The greater MAPLE community
How we think about attacks online against us
The term “sangha” in a historical context within Buddhism is used variously to refer to (1) the enlightened disciples of the Buddha, (2) the ordained disciples of the Buddha, (3) all practitioners of the teachings of the Buddha. In the time of the Buddha, the community of monastics and laypeople who lived together in order to practice the Buddhadharma were sometimes divided. In some cases the Buddha rebuked one of the groups, and in one case the Buddha sent monks into a town to denounce an individual who was causing discord within the sangha.

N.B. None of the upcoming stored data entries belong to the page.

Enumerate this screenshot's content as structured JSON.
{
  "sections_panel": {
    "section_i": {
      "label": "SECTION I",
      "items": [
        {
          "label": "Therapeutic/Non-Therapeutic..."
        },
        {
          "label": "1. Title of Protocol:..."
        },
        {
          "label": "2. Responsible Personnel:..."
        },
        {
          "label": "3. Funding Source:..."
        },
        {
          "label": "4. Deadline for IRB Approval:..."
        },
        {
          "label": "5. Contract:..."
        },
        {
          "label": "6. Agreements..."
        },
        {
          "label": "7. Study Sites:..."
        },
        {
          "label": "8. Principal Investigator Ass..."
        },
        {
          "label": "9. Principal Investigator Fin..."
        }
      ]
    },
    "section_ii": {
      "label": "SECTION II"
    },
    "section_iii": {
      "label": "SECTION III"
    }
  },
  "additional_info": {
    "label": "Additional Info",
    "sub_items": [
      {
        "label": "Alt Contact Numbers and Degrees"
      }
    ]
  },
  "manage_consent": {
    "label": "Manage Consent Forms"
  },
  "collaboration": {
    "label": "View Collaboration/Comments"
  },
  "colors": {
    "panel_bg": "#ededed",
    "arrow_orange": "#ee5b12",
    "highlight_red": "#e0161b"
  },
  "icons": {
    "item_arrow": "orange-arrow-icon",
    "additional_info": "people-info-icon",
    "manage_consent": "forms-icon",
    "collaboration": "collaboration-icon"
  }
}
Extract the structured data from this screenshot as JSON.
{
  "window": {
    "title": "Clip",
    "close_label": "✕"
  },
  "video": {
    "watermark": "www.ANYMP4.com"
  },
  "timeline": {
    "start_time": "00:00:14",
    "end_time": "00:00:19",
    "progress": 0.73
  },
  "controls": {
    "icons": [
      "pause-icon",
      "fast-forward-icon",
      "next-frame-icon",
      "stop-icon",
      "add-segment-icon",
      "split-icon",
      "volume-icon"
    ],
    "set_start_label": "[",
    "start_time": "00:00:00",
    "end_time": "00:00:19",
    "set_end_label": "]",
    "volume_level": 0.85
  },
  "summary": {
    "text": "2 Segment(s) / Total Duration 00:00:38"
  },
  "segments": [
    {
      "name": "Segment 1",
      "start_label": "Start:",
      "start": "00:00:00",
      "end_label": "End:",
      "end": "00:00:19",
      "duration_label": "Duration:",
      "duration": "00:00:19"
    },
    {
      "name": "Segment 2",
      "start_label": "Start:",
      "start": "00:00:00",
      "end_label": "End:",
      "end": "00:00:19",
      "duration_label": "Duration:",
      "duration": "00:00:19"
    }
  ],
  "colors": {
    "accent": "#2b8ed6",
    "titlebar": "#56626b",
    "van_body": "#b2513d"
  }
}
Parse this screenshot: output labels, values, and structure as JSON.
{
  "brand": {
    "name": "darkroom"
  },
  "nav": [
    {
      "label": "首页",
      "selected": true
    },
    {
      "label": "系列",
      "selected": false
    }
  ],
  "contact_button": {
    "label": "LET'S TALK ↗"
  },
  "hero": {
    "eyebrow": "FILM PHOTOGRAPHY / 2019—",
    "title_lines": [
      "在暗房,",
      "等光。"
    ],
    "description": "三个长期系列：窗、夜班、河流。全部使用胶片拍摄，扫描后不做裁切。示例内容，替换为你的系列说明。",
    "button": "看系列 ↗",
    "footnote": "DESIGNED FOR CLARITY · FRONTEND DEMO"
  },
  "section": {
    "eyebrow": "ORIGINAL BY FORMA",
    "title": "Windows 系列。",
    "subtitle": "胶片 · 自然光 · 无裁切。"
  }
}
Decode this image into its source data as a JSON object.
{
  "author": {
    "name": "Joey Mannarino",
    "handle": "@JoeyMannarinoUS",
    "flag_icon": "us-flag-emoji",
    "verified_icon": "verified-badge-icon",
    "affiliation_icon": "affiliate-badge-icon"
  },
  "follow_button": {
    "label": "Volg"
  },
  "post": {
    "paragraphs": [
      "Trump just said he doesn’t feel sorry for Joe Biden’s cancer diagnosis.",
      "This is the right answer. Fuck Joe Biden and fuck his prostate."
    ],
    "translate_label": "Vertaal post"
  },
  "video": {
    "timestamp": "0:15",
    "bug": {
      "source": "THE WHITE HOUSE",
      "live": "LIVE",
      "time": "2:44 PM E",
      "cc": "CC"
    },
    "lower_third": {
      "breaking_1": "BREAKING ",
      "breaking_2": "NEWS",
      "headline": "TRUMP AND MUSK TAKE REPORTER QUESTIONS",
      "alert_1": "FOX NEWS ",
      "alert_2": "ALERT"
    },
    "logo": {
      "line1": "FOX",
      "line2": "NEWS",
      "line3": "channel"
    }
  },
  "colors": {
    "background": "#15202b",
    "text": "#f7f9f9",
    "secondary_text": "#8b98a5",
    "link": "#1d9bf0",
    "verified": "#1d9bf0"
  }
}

We humbly study the teachings of the Buddha in the hopes of finding the wisdom to run our own community in the most beneficial possible way. To this end, and in acknowledgement of the vastness of the challenge and the profundity of the teachings of the Buddha, when a person leaves our community and attacks us, we do not consider that they have suddenly become part of some different group, but rather that the individual or individuals who left are still part of our community, and that, for now, our community is divided.
We had a writer visit us recently at MAPLE, and this writer brought up, in reference to the attacks on us online, the question of whether it is our (MAPLE’s) own projections into the world that are bringing about these attacks.
As evidence, this writer mentioned that, in conversations he had had with AI fellows at MAPLE, that the AI fellows brought up the attacks before he himself brought them up.
The first thing to say is that it’s good that people at MAPLE are listening to critiques. We want to exemplify that, to learn what we can, and so that our critics also can listen to us.
But most important: we are all part of the same community. Our critics aren’t a different group “out there”. They are part of the larger MAPLE sangha. For now, that sangha is divided. We are constantly and intimately aware of the divisions within the Sangha, and it is of grave concern to us. That is not a projection “out” into some separate world, but rather is a reflection of the gravity of divisions within the sangha.
May we find the wisdom to know how to care for all beings, and the compassion to enact that within our community, our lives, and the world.